NumPy arrays can carry custom dtypes and apply user defined python functions on the arrays. How could one optimize this kind of scenario? In a traditional setup, you cannot. But as soon as NumPyPy is turned on, you can suddenly JIT compile this code and vectorize it.

Another example is element access that occurs frequently, or any other calls that cross between Python and the C level frequently.

Benchmarks

Let's have a look at some benchmarks reusing mikefc's numpy benchmark suite (find the forked version here). I only ran a subset of microbenchmarks, showing that the core functionality is
functioning properly. Additionally it has been rewritten to use perf instead of the timeit stdlib module.

Setup

x86 runs on a Intel i7-2600 clocked at 3.40GHz using 4 cores. PowerPC runs on the Power 8 clocked at 3.425GHz providing 160 cores. Last but not least the mainframe machine clocked up to 4 GHz, but fully virtualized (as it is common for such machines). Note that PowerPC is a non private remote machine. It is used by many users and it is crowded with processes. It is hard to extract a stable benchmark there.

x86 ran on Fedora 24 (kernel version of 4.8.4), PPC ran on Fedora 21 (kernel version 3.17.4) and s390x ran on Redhat Linux 7.2 (kernel version 3.10.0). Respectivley, numpy on cpython had openblas available on x86, no blas implementation were present on s390x and PPC provided blas and lapack.

As you can see all machines run very different configurations. It does not make sense to compare across platforms, but rather implementations on the same platform.







Blue shows CPython 2.7.10+ available on that platform using the latest NumPy (1.11). Micro NumPy is used for PyPy. PyPy+ indicates that the vectorization optimization is turned on.
All bar charts show the median value of all runs (5 samples, 100 loops, 10 inner loops, for the operations on vectors (not matrices) the loops are set to 1000). PyPy additionally gets 3 extra executions to warmup the JIT.

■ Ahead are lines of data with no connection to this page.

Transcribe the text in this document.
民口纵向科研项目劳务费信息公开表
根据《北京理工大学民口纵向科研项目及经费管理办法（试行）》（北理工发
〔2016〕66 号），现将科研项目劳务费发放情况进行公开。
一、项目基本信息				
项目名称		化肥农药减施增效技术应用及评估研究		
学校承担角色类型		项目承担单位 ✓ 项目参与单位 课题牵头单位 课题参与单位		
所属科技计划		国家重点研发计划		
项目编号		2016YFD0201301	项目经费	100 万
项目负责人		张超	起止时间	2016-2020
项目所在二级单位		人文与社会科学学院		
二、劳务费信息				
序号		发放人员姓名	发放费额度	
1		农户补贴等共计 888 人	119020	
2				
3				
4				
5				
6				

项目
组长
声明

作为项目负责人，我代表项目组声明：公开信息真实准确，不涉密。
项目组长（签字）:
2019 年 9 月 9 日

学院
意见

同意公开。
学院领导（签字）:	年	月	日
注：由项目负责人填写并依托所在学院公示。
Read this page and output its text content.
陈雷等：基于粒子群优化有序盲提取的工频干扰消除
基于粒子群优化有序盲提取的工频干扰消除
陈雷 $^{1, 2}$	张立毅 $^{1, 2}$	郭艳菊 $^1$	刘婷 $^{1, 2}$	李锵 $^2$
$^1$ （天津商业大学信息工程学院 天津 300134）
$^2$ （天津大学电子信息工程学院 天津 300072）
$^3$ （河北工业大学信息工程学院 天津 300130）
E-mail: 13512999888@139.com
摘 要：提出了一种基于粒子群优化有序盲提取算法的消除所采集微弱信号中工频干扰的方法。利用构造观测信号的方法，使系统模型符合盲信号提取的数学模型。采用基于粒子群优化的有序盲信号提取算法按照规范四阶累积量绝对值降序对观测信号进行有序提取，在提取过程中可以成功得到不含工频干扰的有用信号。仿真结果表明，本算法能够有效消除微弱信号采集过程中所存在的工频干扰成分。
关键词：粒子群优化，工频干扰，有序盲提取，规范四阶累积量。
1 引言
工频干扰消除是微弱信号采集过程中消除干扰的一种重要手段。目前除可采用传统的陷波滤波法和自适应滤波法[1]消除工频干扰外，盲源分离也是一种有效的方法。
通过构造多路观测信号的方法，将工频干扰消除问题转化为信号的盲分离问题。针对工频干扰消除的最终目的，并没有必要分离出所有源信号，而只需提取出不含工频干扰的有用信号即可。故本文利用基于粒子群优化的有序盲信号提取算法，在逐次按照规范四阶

The comparison is really comparing speed of machine code. It compares the PyPy's JIT output vs GCC's output. It has little to do with the speed of the interpreter.

Both new SIMD backends speedup the numeric kernels. Some times it is near to the speed of CPython, some times it is faster. The maximum parallelism very much depends on the extension emitted by the compiler. All three SIMD backends have the same vector register size (which is 128 bit). This means that all three behave similar but ppc and s390x gain more because they can load 128bit of memory from quadword aligned memory.

Future directions

Python is achieving rapid adoption in data science. This is currently a trend emerging in Europe, and Python is already heavily used for data science in the USA many other places around the world.


PyPy can make a valuable contribution for data scientists, helping them to rapidly write scientific programs in Python and run them at near native speed. If you happen to be in that situation, we are eager to hear you feedback or resolve your issues and also work together to improve the performance of your,
code. Just get in touch!


Richard Plangger (plan_rich) and the PyPy team

4 comments:

Anonymous said...

As you are talking about GCC beating your JIT, you are using your own vectorizing compiler right?
I wonder if this is a feasible approach. Can you really compete with the years if not decades of work that went into the vectorizers of GCC and LLVM?
Wouldn't it make more sense to plug into GCC's and LLVM's JIT API's (yes GCC has a JIT) for this type of code?
What does PyPy bring to the table that the existing JIT's do not for numerical code?

Anonymous said...

It's good to see pypy making progress on using python as a toolkit for data science. In addition to numpy, pandas/scipy also needs to work well for me to switch.

Also, a lot of data science is currently being run on windows and the x64 port of pypy hasn't had much traction in the last several years. If these 2 issues are solved (pandas/scipy being supported on a x64 windows pypy) then there should be no reason to keep using CPython.

mathgl said...

I think most of pypy dev/users use Linux/MacOsx only, so there is no strong motivation to support win64 at the moment.

Armin Rigo said...

Not necessarily the users---there are some on Windows. But the point is that we have not a single developer on Windows. Until someone comes forward with a serious offer for either code or money, Win64 will not get magically done.